Executive Interview Series
Welcome back to Optimum Healthcare IT’s “4 Questions with…” series, where we interview top executives in the Healthcare IT space. We search for the leaders with track records of service excellence, who are passionate about their work and make patient safety their top priority. In this installment, we talk with Terri Couts, VP of Clinical Systems and Epic Program, The Guthrie Clinic.
OHIT: As the VP of Epic Applications Program, what are your top three priorities? Why are they so important?
Terri Couts: As the VP of Clinical Systems and Epic Program there are a lot of priorities. If I had to narrow them down to three they would include the following:
- Value-Based Care: Value-based care feels like it did when we first started the Meaningful Use process. There is a lot of unknown and ambiguity. This is important because we have to compete against other organizations for the same reimbursement money. We have to be able to deliver the tools that will help support our organization in this transition.
- Provider Efficiency: Provider burnout is a hot topic at our organization. We have spent a lot of time in the last year redesigning our system and delivering training that is directly focused on provider efficiency. Getting the providers home for dinner is our goal.
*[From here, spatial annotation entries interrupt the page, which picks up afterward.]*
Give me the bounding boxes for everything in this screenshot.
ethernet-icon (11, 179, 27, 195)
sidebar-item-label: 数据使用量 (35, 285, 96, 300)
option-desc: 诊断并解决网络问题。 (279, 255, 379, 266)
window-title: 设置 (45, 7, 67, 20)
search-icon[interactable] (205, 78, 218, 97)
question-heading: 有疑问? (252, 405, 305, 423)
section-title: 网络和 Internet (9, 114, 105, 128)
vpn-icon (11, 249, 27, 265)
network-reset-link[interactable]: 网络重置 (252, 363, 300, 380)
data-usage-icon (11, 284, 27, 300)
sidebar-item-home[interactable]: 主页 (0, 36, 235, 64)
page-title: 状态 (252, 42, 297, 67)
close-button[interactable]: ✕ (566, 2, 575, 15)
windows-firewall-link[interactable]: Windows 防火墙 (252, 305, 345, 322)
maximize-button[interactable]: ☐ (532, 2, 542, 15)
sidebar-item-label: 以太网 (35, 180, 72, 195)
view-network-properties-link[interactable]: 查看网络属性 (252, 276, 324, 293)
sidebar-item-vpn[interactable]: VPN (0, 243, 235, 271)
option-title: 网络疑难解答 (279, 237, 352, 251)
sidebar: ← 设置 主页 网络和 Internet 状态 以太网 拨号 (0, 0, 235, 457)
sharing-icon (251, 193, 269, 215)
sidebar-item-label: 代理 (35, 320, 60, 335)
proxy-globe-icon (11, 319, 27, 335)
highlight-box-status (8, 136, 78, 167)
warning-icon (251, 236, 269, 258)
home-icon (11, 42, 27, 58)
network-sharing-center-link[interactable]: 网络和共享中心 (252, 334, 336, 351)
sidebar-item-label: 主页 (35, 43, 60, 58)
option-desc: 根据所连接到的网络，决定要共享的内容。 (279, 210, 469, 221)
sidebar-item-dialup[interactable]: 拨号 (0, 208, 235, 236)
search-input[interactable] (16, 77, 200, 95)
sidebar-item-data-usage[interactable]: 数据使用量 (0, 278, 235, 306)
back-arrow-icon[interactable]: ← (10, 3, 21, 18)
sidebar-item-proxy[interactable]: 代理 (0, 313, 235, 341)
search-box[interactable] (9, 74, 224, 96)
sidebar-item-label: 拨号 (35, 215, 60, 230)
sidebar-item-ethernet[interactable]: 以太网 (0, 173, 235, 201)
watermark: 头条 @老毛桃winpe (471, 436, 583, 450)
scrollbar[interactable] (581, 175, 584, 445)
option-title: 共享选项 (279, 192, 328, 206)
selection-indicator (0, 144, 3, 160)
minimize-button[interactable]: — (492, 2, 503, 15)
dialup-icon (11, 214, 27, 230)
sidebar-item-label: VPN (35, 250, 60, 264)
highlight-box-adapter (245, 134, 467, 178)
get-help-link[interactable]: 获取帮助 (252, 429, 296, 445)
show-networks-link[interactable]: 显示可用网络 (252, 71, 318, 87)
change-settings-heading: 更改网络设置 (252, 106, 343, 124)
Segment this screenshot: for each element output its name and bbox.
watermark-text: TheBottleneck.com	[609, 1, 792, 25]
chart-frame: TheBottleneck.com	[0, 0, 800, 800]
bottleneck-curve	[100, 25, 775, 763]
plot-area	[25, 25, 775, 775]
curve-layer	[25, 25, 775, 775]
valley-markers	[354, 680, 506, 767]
- Virtual Health: Our community in rural. Our patients come first and how they access us for care is a priority. We are developing our virtual health program to utilize the tools that we have to provide care in certain scenarios remotely. This not only benefits our patients from the perspective of access but also provides enhanced care coordination adding additional value to the hospital and the patient.
OHIT: Part of building a strong Epic team is finding top IT talent. What do you look for when you need to augment your team?
Terri Couts: We are positioned in a unique area that is hard to recruit to, but I have found that asking the right questions during the interview process helps with the identification of the right candidate. I like to ask situational questions to understand their thought process on how they would handle a particular scenario. The right candidate should be able to think globally and have a customer service focus. With Epic EMR integration, so many users can be impacted by one change that we need to ensure the staff is partnered with our users in developing the right solution, not just the easiest. When we need to augment, I look for a company that doesn’t view themselves as “us” and “them.” The consultants need to be part of the team. We are a family in IT, including any vendor augmentation we use.
OHIT: What are your biggest challenges in regards to stakeholder buy-in? What has worked best for you in getting Physicians to buy-in to EHR changes and optimizations?
Terri Couts: The biggest challenges for our stakeholders is time for joint design. IT has historically made a lot of decisions that impact the business. We have recently put together a governance structure that has allowed our stakeholders to partner with IT to jointly design workflows and functionality. With the partnership, you have a level of commitment and ownership that carries through operational departments. We are using other tools as well to get the word out ahead of time including voting efforts on changes they find most valuable. The more communication we provide, the better the buy-in.
OHIT: How do you see the EHR changing in the next five years? How are you preparing for it today? What do you need, but don’t yet have, to get to where you want to be?
Terri Couts: I feel that the EHR will change drastically in the next five years. Analytics will be vital to transition from the treatment of symptoms and illness to predictive and prescriptive value enabled care. Discrete documentation will replace free text and will need to have the required aspects. As the health care environment continues to be a political hot mess, it causes confusion in the direction or path we will need to take. We will need to be agile in our technology and acceptance of change to respond to the rapid changes. I think it is hard to understand what I need because there are not clear measurements of what is needed. Technology will be the foundation for how we care for patients, and we will need the right talent and organizational support for sustainability in the future.